Memory Issues with NodeJS Streams? Remove 0.8.x Streams from Your Pipe

I was working on an ETL process with NodeJS that ran on Heroku, which limits you to 500MB of memory on a standard dyno. The ETL was quickly running out of memory, even through each document that it processed was less than 1MB.

This ETL was made up of a Readable stream from a MongoDB Cursor, then two Transform streams, one using event-stream and one implemented as a subclass of Stream.Transform. The last stream was a Writable stream that validated and wrote back documents to MongoDB.

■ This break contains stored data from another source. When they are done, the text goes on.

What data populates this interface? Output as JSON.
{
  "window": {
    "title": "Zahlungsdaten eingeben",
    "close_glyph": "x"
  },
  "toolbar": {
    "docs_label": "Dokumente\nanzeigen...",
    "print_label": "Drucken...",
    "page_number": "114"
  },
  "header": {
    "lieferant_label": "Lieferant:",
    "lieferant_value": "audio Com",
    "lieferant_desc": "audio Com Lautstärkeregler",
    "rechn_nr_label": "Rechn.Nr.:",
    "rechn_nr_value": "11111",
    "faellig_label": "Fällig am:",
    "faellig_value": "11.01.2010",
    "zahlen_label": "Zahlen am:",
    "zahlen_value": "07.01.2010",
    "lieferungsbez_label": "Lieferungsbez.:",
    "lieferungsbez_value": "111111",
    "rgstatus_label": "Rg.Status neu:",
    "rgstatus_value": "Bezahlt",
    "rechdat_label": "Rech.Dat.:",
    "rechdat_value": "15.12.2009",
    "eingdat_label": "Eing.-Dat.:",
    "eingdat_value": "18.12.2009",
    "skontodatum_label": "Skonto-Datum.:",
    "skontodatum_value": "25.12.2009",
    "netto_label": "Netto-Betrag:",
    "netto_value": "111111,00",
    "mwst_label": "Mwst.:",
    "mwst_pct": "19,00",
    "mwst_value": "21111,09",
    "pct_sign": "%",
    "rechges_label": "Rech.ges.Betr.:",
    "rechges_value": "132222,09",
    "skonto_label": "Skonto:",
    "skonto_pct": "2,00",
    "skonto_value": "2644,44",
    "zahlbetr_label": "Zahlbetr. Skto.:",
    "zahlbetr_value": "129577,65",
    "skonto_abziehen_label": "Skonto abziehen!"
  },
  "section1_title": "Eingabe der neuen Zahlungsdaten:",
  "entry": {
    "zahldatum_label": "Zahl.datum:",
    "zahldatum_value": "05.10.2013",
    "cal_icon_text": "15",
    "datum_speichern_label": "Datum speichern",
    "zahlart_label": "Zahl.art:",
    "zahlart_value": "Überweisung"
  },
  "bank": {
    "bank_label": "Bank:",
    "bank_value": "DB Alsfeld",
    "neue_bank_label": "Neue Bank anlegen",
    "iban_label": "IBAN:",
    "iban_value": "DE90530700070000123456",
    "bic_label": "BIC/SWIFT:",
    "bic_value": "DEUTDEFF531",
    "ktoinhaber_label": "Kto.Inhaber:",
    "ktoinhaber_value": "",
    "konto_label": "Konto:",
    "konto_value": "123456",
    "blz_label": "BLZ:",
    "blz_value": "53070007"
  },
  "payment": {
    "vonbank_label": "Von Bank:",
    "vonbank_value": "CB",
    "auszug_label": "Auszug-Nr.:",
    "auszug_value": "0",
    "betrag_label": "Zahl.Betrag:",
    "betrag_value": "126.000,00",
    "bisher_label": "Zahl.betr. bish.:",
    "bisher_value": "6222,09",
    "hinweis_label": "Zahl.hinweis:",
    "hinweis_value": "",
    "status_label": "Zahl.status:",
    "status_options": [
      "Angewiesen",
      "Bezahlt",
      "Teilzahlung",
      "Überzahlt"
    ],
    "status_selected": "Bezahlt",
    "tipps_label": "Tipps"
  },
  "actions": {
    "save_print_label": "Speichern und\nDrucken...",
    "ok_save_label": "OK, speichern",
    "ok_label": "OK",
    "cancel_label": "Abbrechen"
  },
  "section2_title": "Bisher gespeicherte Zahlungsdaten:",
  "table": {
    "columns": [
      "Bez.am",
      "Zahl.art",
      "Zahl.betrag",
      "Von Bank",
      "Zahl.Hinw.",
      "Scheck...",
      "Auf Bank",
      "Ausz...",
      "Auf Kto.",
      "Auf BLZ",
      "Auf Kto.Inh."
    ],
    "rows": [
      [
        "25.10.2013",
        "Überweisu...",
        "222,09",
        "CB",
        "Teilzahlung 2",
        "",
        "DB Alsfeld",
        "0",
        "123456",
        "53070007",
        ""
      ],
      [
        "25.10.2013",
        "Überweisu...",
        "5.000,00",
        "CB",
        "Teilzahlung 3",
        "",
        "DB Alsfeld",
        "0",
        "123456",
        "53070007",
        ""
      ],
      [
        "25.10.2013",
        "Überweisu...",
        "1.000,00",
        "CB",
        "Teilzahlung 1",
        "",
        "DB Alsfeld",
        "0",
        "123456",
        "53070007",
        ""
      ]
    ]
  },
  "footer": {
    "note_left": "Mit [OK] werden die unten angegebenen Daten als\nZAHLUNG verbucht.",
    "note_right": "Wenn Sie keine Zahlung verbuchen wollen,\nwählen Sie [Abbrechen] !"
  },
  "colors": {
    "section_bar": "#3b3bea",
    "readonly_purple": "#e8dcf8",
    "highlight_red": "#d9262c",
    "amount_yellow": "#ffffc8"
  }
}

Clearly the readable stream was reading documents out of Mongo way too quickly for the transform streams to do their work and the writable stream to write the documents back to MongoDB. But wasn’t NodeJS suppose to manage this automatically, assuming the highWaterMark was set to something reasonable?

It turns our that, yes, NodeJS does manage this correctly, as long as every stream in your pipe is a 0.10.x stream or greater. NodeJS implemented the highWaterMark in Node 0.10.x.

The culprit in my case was event-stream, which is an old library that only makes 0.8.x streams.

Moral of the story: if you are having memory issues with streams that seem like backpressure should be solving, make sure all of the streams in your pipe are 0.10.x streams or greater!